Research Program
The Généra research program is anchored in “Tissue Studies”, a rigorous fusion of bioengineering and the philosophy of technology. We assert that how we conceptualize living matter dictates how we can construct it.
Theoretical Frameworks
Tissue Engineering Triangle
A framework delineating the morphic, hylomorphic, and hylic regimes of tissue construction. It provides a topological map for understanding how biological matter is constrained and guided from raw biomaterials (hylic) through structural scaffolding (hylomorphic) to autonomous generative form (morphic).
Periodic Table of Tissue Engineering
A cartography of methods and formalisms in tissue engineering.

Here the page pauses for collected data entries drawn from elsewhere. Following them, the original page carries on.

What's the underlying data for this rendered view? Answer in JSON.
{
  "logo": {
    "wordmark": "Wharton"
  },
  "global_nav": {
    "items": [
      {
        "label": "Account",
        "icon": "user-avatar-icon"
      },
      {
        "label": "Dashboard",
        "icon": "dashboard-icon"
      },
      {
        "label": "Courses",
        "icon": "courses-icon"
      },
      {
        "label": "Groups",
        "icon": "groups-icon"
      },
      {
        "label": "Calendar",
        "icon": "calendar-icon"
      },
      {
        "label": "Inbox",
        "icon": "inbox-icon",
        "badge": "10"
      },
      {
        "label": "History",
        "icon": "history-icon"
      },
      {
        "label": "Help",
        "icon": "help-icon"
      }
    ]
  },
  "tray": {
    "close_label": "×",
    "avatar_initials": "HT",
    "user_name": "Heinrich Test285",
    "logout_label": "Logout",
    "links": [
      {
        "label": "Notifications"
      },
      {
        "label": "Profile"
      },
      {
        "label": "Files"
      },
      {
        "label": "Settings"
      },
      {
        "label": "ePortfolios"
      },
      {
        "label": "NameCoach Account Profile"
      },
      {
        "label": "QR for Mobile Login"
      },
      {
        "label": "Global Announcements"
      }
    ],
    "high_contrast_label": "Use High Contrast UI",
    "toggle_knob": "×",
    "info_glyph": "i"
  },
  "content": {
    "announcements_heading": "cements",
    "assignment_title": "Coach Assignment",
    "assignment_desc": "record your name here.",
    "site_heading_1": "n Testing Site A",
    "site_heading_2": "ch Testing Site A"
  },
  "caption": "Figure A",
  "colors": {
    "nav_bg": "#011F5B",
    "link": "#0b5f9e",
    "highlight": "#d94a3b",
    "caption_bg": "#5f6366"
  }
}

By classifying techniques according to their underlying physical and biological operations, we reveal structural gaps in the literature—pointing the way toward novel methodological discoveries rather than incremental optimizations.
Universal Tissue Engineering Machine (UTEM)
Our core vision: defining the theoretical limits and necessary abstractions required to instantiate a substrate-independent platform for tissue generation. The UTEM represents the unification of the Triangle and the Map into a practically deployable architectural paradigm.
Methods & Constraints
We reject the 'black box' approach of brute-force machine learning in favor of interpretable, mechanistic models. Validation occurs via scaffold-free spheroid fusion models and microfluidic gradient chambers.
Strategic Goals
- Formalize the mathematical abstractions for the UTEM.
- Develop open-source hardware tools for hylic intervention.
- Establish standards for reporting epistemological assumptions in biomaterials papers.
- Create modular, substrate-independent algorithms for tissue patterning.
Methodological Axioms
Computational Rigor: We utilize category theory and complex systems modeling to define limits of form.
Wet Lab Validation: Validation occurs via scaffold-free spheroid fusion models and microfluidic gradient chambers.
Interpretability Constraint: We reject the “black box” approach of brute-force machine learning in favor of interpretable, mechanistic models.